Deven McGraw of Manatt, Phelps & Phillips, a legal privacy expert, warns in the report that, “Digital dust can have health implications even if the ‘dust’ is devoid of actual health information. FICO and other ‘scores’ could have significant implications for consumers – arguably as significant as a score generated using health data,” she said.

Examples of that non-health data could be multi-late night check-ins on FourSquare from a bar, combined with retail receipts from fast-food restaurants and line-items for over-the-counter sleeping pills and cans of Red Bull.

When it comes to consumer-generated health data, there are also privacy risks where one’s information might eventually flow. The Privacy Rights Clearinghouse examined 43 popular mobile health and fitness applications between March and June 2013, half from Apple IoS and half Google Android. Researchers found that 39% of free apps and 30% of paid apps sent data to someone not disclosed by the developer either in the app or in any privacy policy.

HIPAA doesn’t pertain to a large bulk of these flows because they are generated outside of covered entities’ jurisdictions. In addition to addressing the privacy law holes in the Big Data/small data era, there are ways for people to mitigate their risks, beginning with developers and third party marketing firms making privacy policies more accessible, simple, and transparent. Consumers need more information on the basics of how we each leave digital footprints in daily life. There is indeed value in sharing personal data and organizations that can help people benefit from their personal data analytics — in sickness and in health alike — should clearly discuss benefits of sharing data for good and the value that can accrue to the consumer in kind. There are also emerging technologies for personal health data lockers and personal data clouds that could enable people to determine with whom and how they share their data.
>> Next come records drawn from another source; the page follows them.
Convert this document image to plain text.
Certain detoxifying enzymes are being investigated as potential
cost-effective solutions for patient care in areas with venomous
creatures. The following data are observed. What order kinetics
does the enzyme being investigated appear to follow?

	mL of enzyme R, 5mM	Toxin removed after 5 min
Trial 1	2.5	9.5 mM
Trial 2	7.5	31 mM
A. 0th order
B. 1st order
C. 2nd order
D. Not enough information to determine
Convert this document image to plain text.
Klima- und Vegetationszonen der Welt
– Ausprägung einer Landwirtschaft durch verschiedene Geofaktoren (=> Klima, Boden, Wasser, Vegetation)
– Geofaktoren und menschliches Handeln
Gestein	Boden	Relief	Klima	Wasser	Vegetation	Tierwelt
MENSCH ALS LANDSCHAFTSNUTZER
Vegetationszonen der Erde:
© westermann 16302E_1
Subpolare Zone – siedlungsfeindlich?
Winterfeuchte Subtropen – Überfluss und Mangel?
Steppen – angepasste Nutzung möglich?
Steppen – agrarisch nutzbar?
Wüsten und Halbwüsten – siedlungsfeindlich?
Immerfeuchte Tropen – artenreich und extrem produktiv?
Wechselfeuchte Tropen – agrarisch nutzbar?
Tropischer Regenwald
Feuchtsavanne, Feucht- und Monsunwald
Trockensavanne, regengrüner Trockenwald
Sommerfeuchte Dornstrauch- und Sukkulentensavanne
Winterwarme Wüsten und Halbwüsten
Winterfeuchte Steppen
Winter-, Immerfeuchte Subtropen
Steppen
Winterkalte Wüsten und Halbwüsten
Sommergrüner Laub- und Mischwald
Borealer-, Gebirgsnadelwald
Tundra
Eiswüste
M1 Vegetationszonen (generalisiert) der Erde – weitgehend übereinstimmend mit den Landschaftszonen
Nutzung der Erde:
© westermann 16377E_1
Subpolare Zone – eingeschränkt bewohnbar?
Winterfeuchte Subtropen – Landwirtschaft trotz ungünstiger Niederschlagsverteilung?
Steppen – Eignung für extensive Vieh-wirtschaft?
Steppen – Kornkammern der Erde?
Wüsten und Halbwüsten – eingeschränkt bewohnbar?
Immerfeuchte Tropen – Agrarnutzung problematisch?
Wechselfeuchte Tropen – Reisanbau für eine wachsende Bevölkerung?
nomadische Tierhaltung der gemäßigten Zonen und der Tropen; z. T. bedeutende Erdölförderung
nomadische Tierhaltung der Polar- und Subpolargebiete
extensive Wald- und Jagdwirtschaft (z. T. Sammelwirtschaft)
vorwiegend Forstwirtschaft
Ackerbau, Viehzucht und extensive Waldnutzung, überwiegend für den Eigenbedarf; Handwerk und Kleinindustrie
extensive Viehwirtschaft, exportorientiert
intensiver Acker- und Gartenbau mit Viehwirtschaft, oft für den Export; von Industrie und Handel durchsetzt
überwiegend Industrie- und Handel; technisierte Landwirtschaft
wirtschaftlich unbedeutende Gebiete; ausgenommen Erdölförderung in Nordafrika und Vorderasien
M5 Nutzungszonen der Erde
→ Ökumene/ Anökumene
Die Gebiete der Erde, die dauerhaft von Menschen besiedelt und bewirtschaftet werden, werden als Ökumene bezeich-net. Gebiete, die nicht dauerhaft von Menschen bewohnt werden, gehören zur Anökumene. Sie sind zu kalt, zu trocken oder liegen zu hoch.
On the upside, small and Big Data can and will drive public and personal health. Paul Wicks of PatientsLikeMe and Kipp Bradford, a biomedical engineer who is part of the “Maker Health” movement, are bullish on data analytics’ role in supporting a continuously-learning health system on a personal level, enabled through sensors, algorithms, and scientists working through a “command center” that monitors people and alerts us (and our caregivers, as required) in real-time to tweak behaviors – such as taking a medication, eating a particular food, taking a walk, or checking in with our doctors ASAP.
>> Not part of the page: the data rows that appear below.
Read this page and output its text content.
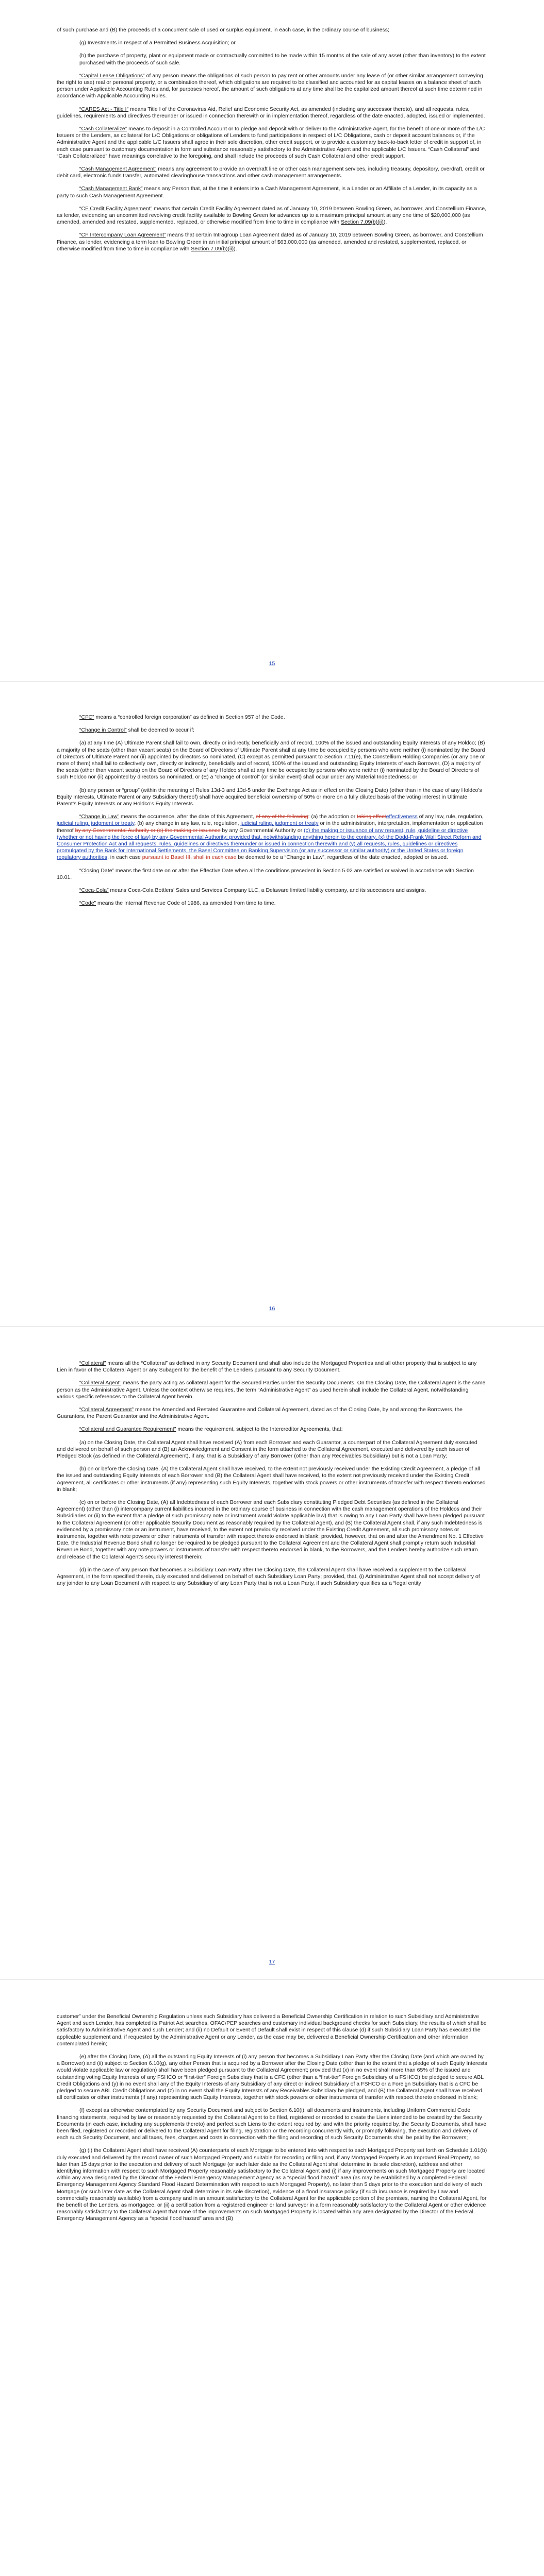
of such purchase and (B) the proceeds of a concurrent sale of used or surplus equipment, in each case, in the ordinary course of business;

(g) Investments in respect of a Permitted Business Acquisition; or

(h) the purchase of property, plant or equipment made or contractually committed to be made within 15 months of the sale of any asset (other than inventory) to the extent purchased with the proceeds of such sale.

“Capital Lease Obligations” of any person means the obligations of such person to pay rent or other amounts under any lease of (or other similar arrangement conveying the right to use) real or personal property, or a combination thereof, which obligations are required to be classified and accounted for as capital leases on a balance sheet of such person under Applicable Accounting Rules and, for purposes hereof, the amount of such obligations at any time shall be the capitalized amount thereof at such time determined in accordance with Applicable Accounting Rules.

“CARES Act - Title I” means Title I of the Coronavirus Aid, Relief and Economic Security Act, as amended (including any successor thereto), and all requests, rules, guidelines, requirements and directives thereunder or issued in connection therewith or in implementation thereof, regardless of the date enacted, adopted, issued or implemented.

“Cash Collateralize” means to deposit in a Controlled Account or to pledge and deposit with or deliver to the Administrative Agent, for the benefit of one or more of the L/C Issuers or the Lenders, as collateral for L/C Obligations or obligations of Lenders to fund participations in respect of L/C Obligations, cash or deposit account balances or, if the Administrative Agent and the applicable L/C Issuers shall agree in their sole discretion, other credit support, or to provide a customary back-to-back letter of credit in support of, in each case pursuant to customary documentation in form and substance reasonably satisfactory to the Administrative Agent and the applicable L/C Issuers. “Cash Collateral” and “Cash Collateralized” have meanings correlative to the foregoing, and shall include the proceeds of such Cash Collateral and other credit support.

“Cash Management Agreement” means any agreement to provide an overdraft line or other cash management services, including treasury, depository, overdraft, credit or debit card, electronic funds transfer, automated clearinghouse transactions and other cash management arrangements.

“Cash Management Bank” means any Person that, at the time it enters into a Cash Management Agreement, is a Lender or an Affiliate of a Lender, in its capacity as a party to such Cash Management Agreement.

“CF Credit Facility Agreement” means that certain Credit Facility Agreement dated as of January 10, 2019 between Bowling Green, as borrower, and Constellium Finance, as lender, evidencing an uncommitted revolving credit facility available to Bowling Green for advances up to a maximum principal amount at any one time of $20,000,000 (as amended, amended and restated, supplemented, replaced, or otherwise modified from time to time in compliance with Section 7.09(b)(ii)).

“CF Intercompany Loan Agreement” means that certain Intragroup Loan Agreement dated as of January 10, 2019 between Bowling Green, as borrower, and Constellium Finance, as lender, evidencing a term loan to Bowling Green in an initial principal amount of $63,000,000 (as amended, amended and restated, supplemented, replaced, or otherwise modified from time to time in compliance with Section 7.09(b)(ii)).

15

“CFC” means a “controlled foreign corporation” as defined in Section 957 of the Code.

“Change in Control” shall be deemed to occur if:

(a) at any time (A) Ultimate Parent shall fail to own, directly or indirectly, beneficially and of record, 100% of the issued and outstanding Equity Interests of any Holdco; (B) a majority of the seats (other than vacant seats) on the Board of Directors of Ultimate Parent shall at any time be occupied by persons who were neither (i) nominated by the Board of Directors of Ultimate Parent nor (ii) appointed by directors so nominated, (C) except as permitted pursuant to Section 7.11(e), the Constellium Holding Companies (or any one or more of them) shall fail to collectively own, directly or indirectly, beneficially and of record, 100% of the issued and outstanding Equity Interests of each Borrower, (D) a majority of the seats (other than vacant seats) on the Board of Directors of any Holdco shall at any time be occupied by persons who were neither (i) nominated by the Board of Directors of such Holdco nor (ii) appointed by directors so nominated, or (E) a “change of control” (or similar event) shall occur under any Material Indebtedness; or

(b) any person or “group” (within the meaning of Rules 13d-3 and 13d-5 under the Exchange Act as in effect on the Closing Date) (other than in the case of any Holdco’s Equity Interests, Ultimate Parent or any Subsidiary thereof) shall have acquired beneficial ownership of 50% or more on a fully diluted basis of the voting interest in Ultimate Parent’s Equity Interests or any Holdco’s Equity Interests.

“Change in Law” means the occurrence, after the date of this Agreement, of any of the following: (a) the adoption or taking effecteffectiveness of any law, rule, regulation, judicial ruling, judgment or treaty, (b) any change in any law, rule, regulation, judicial ruling, judgment or treaty or in the administration, interpretation, implementation or application thereof by any Governmental Authority or (c) the making or issuance by any Governmental Authority or (c) the making or issuance of any request, rule, guideline or directive (whether or not having the force of law) by any Governmental Authority; provided that, notwithstanding anything herein to the contrary, (x) the Dodd-Frank Wall Street Reform and Consumer Protection Act and all requests, rules, guidelines or directives thereunder or issued in connection therewith and (y) all requests, rules, guidelines or directives promulgated by the Bank for International Settlements, the Basel Committee on Banking Supervision (or any successor or similar authority) or the United States or foreign regulatory authorities, in each case pursuant to Basel III, shall in each case be deemed to be a “Change in Law”, regardless of the date enacted, adopted or issued.

“Closing Date” means the first date on or after the Effective Date when all the conditions precedent in Section 5.02 are satisfied or waived in accordance with Section 10.01.

“Coca-Cola” means Coca-Cola Bottlers’ Sales and Services Company LLC, a Delaware limited liability company, and its successors and assigns.

“Code” means the Internal Revenue Code of 1986, as amended from time to time.

16

“Collateral” means all the “Collateral” as defined in any Security Document and shall also include the Mortgaged Properties and all other property that is subject to any Lien in favor of the Collateral Agent or any Subagent for the benefit of the Lenders pursuant to any Security Document.

“Collateral Agent” means the party acting as collateral agent for the Secured Parties under the Security Documents. On the Closing Date, the Collateral Agent is the same person as the Administrative Agent. Unless the context otherwise requires, the term “Administrative Agent” as used herein shall include the Collateral Agent, notwithstanding various specific references to the Collateral Agent herein.

“Collateral Agreement” means the Amended and Restated Guarantee and Collateral Agreement, dated as of the Closing Date, by and among the Borrowers, the Guarantors, the Parent Guarantor and the Administrative Agent.

“Collateral and Guarantee Requirement” means the requirement, subject to the Intercreditor Agreements, that:

(a) on the Closing Date, the Collateral Agent shall have received (A) from each Borrower and each Guarantor, a counterpart of the Collateral Agreement duly executed and delivered on behalf of such person and (B) an Acknowledgment and Consent in the form attached to the Collateral Agreement, executed and delivered by each issuer of Pledged Stock (as defined in the Collateral Agreement), if any, that is a Subsidiary of any Borrower (other than any Receivables Subsidiary) but is not a Loan Party;

(b) on or before the Closing Date, (A) the Collateral Agent shall have received, to the extent not previously received under the Existing Credit Agreement, a pledge of all the issued and outstanding Equity Interests of each Borrower and (B) the Collateral Agent shall have received, to the extent not previously received under the Existing Credit Agreement, all certificates or other instruments (if any) representing such Equity Interests, together with stock powers or other instruments of transfer with respect thereto endorsed in blank;

(c) on or before the Closing Date, (A) all Indebtedness of each Borrower and each Subsidiary constituting Pledged Debt Securities (as defined in the Collateral Agreement) (other than (i) intercompany current liabilities incurred in the ordinary course of business in connection with the cash management operations of the Holdcos and their Subsidiaries or (ii) to the extent that a pledge of such promissory note or instrument would violate applicable law) that is owing to any Loan Party shall have been pledged pursuant to the Collateral Agreement (or other applicable Security Document as reasonably required by the Collateral Agent), and (B) the Collateral Agent shall, if any such Indebtedness is evidenced by a promissory note or an instrument, have received, to the extent not previously received under the Existing Credit Agreement, all such promissory notes or instruments, together with note powers or other instruments of transfer with respect thereto endorsed in blank; provided, however, that on and after the Amendment No. 1 Effective Date, the Industrial Revenue Bond shall no longer be required to be pledged pursuant to the Collateral Agreement and the Collateral Agent shall promptly return such Industrial Revenue Bond, together with any note powers or instruments of transfer with respect thereto endorsed in blank, to the Borrowers, and the Lenders hereby authorize such return and release of the Collateral Agent’s security interest therein;

(d) in the case of any person that becomes a Subsidiary Loan Party after the Closing Date, the Collateral Agent shall have received a supplement to the Collateral Agreement, in the form specified therein, duly executed and delivered on behalf of such Subsidiary Loan Party; provided, that, (i) Administrative Agent shall not accept delivery of any joinder to any Loan Document with respect to any Subsidiary of any Loan Party that is not a Loan Party, if such Subsidiary qualifies as a “legal entity

17

customer” under the Beneficial Ownership Regulation unless such Subsidiary has delivered a Beneficial Ownership Certification in relation to such Subsidiary and Administrative Agent and such Lender, has completed its Patriot Act searches, OFAC/PEP searches and customary individual background checks for such Subsidiary, the results of which shall be satisfactory to Administrative Agent and such Lender; and (ii) no Default or Event of Default shall exist in respect of this clause (d) if such Subsidiary Loan Party has executed the applicable supplement and, if requested by the Administrative Agent or any Lender, as the case may be, delivered a Beneficial Ownership Certification and other information contemplated herein;

(e) after the Closing Date, (A) all the outstanding Equity Interests of (i) any person that becomes a Subsidiary Loan Party after the Closing Date (and which are owned by a Borrower) and (ii) subject to Section 6.10(g), any other Person that is acquired by a Borrower after the Closing Date (other than to the extent that a pledge of such Equity Interests would violate applicable law or regulation) shall have been pledged pursuant to the Collateral Agreement; provided that (x) in no event shall more than 65% of the issued and outstanding voting Equity Interests of any FSHCO or “first-tier” Foreign Subsidiary that is a CFC (other than a “first-tier” Foreign Subsidiary of a FSHCO) be pledged to secure ABL Credit Obligations and (y) in no event shall any of the Equity Interests of any Subsidiary of any direct or indirect Subsidiary of a FSHCO or a Foreign Subsidiary that is a CFC be pledged to secure ABL Credit Obligations and (z) in no event shall the Equity Interests of any Receivables Subsidiary be pledged, and (B) the Collateral Agent shall have received all certificates or other instruments (if any) representing such Equity Interests, together with stock powers or other instruments of transfer with respect thereto endorsed in blank;

(f) except as otherwise contemplated by any Security Document and subject to Section 6.10(i), all documents and instruments, including Uniform Commercial Code financing statements, required by law or reasonably requested by the Collateral Agent to be filed, registered or recorded to create the Liens intended to be created by the Security Documents (in each case, including any supplements thereto) and perfect such Liens to the extent required by, and with the priority required by, the Security Documents, shall have been filed, registered or recorded or delivered to the Collateral Agent for filing, registration or the recording concurrently with, or promptly following, the execution and delivery of each such Security Document, and all taxes, fees, charges and costs in connection with the filing and recording of such Security Documents shall be paid by the Borrowers;

(g) (i) the Collateral Agent shall have received (A) counterparts of each Mortgage to be entered into with respect to each Mortgaged Property set forth on Schedule 1.01(b) duly executed and delivered by the record owner of such Mortgaged Property and suitable for recording or filing and, if any Mortgaged Property is an Improved Real Property, no later than 15 days prior to the execution and delivery of such Mortgage (or such later date as the Collateral Agent shall determine in its sole discretion), address and other identifying information with respect to such Mortgaged Property reasonably satisfactory to the Collateral Agent and (i) if any improvements on such Mortgaged Property are located within any area designated by the Director of the Federal Emergency Management Agency as a “special flood hazard” area (as may be established by a completed Federal Emergency Management Agency Standard Flood Hazard Determination with respect to such Mortgaged Property), no later than 5 days prior to the execution and delivery of such Mortgage (or such later date as the Collateral Agent shall determine in its sole discretion), evidence of a flood insurance policy (if such insurance is required by Law and commercially reasonably available) from a company and in an amount satisfactory to the Collateral Agent for the applicable portion of the premises, naming the Collateral Agent, for the benefit of the Lenders, as mortgagee, or (ii) a certification from a registered engineer or land surveyor in a form reasonably satisfactory to the Collateral Agent or other evidence reasonably satisfactory to the Collateral Agent that none of the improvements on such Mortgaged Property is located within any area designated by the Director of the Federal Emergency Management Agency as a “special flood hazard” area and (B)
Think of this as applying the N of the many to the N of 1: as Bradford described, “when you do a clinical trial with 1,000 people, you’re taking 1,000 peoples’ physiologic measurements and generalizing that across a billion people. But if you can have a trial with 7 billion people, then you can understand the nuances of the effects on one person.”
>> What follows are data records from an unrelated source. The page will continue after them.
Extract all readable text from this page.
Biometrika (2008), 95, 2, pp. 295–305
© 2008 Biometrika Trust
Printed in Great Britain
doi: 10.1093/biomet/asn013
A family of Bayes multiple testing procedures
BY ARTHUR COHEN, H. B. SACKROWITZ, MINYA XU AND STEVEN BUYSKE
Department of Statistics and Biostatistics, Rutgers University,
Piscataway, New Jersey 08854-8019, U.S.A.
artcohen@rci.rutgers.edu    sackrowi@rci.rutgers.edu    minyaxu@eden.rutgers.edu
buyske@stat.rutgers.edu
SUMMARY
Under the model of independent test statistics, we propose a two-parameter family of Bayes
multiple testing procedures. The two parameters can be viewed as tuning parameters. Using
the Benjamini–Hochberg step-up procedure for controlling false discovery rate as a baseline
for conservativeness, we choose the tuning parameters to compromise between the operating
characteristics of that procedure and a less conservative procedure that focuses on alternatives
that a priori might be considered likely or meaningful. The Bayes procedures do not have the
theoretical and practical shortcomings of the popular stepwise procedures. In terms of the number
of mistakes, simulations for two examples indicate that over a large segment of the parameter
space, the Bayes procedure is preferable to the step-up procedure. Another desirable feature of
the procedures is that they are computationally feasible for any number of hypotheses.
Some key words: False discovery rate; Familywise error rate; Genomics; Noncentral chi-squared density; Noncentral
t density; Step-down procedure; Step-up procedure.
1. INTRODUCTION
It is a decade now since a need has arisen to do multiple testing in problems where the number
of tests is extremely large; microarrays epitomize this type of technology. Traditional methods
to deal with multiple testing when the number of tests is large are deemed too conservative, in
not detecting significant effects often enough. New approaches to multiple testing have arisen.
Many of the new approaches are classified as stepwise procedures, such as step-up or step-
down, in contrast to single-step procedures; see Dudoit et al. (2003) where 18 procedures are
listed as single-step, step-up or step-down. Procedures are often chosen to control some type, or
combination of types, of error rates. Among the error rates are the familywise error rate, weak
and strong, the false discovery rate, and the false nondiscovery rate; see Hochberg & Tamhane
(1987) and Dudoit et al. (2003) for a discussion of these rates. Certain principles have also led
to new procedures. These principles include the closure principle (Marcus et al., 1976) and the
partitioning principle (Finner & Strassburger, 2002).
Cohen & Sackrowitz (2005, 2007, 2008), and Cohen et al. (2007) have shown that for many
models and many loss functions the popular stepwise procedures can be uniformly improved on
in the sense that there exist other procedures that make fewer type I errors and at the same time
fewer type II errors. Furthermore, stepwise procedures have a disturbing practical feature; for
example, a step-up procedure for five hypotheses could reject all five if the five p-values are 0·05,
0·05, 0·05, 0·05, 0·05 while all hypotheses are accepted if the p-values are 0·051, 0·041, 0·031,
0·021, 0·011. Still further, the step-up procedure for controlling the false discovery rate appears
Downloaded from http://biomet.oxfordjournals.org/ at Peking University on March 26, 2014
David Goldsmith of Dossia called this “population health made personal.”

Health Populi’s Hot Points:  Big Data creates Big Opportunities along with Big Challenges. Consumers could get much smarter (quickly!) in engaging more mindfully in social networks, using cash for certain purchases that one mightn’t want to be known by a third party, and making conscious reward and benefit-risk trade-offs in personal data sharing.

Technology developers and organizations using Big Data analytics could more transparently communicate consumer-friendly privacy policies, integrate security technologies that are available in the market today, and respect consumers’ data contributions – which are the lifeblood that must flow through algorithms to be useful.

Finally, policymakers need to realize and move on the fact that HIPAA isn’t relevant to this world, that’s moving ahead much more quickly than regulatory bodies have done.

Mikki Nasch of The Activity Exchange, who was involved in the formative development of the FICO Score, advises: “Being conscious about how you are generating data about yourself will quantify into behavioral attributes. This will be your good driving record in the future.”

My goal in writing this paper is to inspire all stakeholders in Big Data and health to be good drivers in the future.